A special provision of Washington law requires the court to consider whether a parent should be allowed to continue living in the family home so the children do not have to be moved.

Division of Bills and Debts

All liabilities must also be divided when dissolving a marriage. Consideration is given to the type of debt and the circumstances under which it arose. Factors influencing the property division are also applied when dividing obligations.

Most credit and charge account agreements provide for joint liability for any charges added to joint accounts. Therefore, creditors should be instructed (in writing) to remove your name from or, alternatively, close all joint accounts. If you wish to maintain credit with certain creditors, separate accounts should be opened.

Court Orders

Like any judicial order, a judgment for dissolution will be enforced by the court. Various legal remedies are available. Persons who willfully refuse to comply with court orders may be held in contempt and jailed or fined.

Child-support orders will be enforced by way of mandatory payroll deduction. This will be paid to the Washington State Child Support Registry from the inception of the order, unless the court finds that there is good cause to believe that the support will be voluntarily paid directly to the other parent on a timely basis. Mandatory payroll deduction also is available as a means of collecting support in cases where the original order did not provide for that method of collection, if the obligated parent has fallen behind in support payments.

Parents who are not receiving court-ordered support should contact their local Division of Child Support or a private attorney.

Tax Consequences

Property settlements and family support arrangements can have serious tax consequences to one or both spouses. Tax-filing status will be affected by a decree of dissolution, annulment or legal separation. Legal or accountant’s fees incurred for tax planning and advice in connection with a marital proceeding may be partially deductible.

Service of an Attorney

Washington law does not require that the services of an attorney be used in dissolution proceedings. However, ending a marriage involves serious and complex legal and financial considerations. Along with serving as your advocate and negotiator, a lawyer knows the process to follow and which papers to file. As your attorney, I will advise you of your legal rights and obligations,  help reach settlement on disputes, and can represent you in enforcing your rights.

Among alternatives to having a lawyer represent each spouse are self-help guidebooks and mediation with the help of a trained professional. The costs ‹ and consequences ‹ of each option can vary significantly, so spouses should carefully consider the possibilities before proceeding.

Deciding which approach to follow and selecting a lawyer are personal matters. Each party has the right to use an attorney, so if one person elects not to, the other still can.

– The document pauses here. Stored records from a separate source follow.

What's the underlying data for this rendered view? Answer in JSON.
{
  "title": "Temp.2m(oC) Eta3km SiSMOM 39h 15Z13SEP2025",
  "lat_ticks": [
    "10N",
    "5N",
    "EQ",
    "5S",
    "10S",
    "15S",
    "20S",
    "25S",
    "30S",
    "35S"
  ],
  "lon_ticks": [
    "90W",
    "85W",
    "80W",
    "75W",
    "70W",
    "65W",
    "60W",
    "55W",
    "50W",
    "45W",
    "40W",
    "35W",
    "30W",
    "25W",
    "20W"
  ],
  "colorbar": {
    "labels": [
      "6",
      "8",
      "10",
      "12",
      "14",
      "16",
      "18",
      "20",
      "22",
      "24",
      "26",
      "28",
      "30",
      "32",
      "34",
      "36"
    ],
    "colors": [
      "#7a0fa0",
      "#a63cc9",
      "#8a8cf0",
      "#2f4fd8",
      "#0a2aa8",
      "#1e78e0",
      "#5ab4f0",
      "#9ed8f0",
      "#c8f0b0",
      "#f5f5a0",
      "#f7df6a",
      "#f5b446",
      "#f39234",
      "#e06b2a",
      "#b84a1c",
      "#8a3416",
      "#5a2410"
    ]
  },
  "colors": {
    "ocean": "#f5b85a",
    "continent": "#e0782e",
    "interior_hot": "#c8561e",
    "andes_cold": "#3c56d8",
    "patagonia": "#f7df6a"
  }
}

In King County, local rule 20 now requires a “Family Law Orientation” for all non-represented parties (not required for those who are represented by an attorney).  This is yet another advantage to hiring an attorney.

Costs and Payments

Lawyers set their own fees, so costs and payment arrangements may vary. An important factor in controlling costs is how organized the client is, how willing he/she is to do “leg work” in gathering documents, whether or not the parties agree to settlement, how contentious the matter is. If matters are contested, the process is likely to be more expensive, since  attorneys base their fees on an hourly rate. The amount of time a lawyer must spend on a case will increase with the number of disputed issues, and with the complexity of the issues.  Obviously, at the very outset of the case, it is difficult to give an accurate estimate of the total cost of legal representation since it cannot be predicted if the case will go through trial at that point.

It is appropriate to discuss fees with a lawyer at the outset of a case, and I always believe it should be spelled out in writing so both parties are clear on what the understanding is.  Your lawyer should be willing to explain the charges involved, including retainers and hourly rates, court costs, and payment or credit arrangements.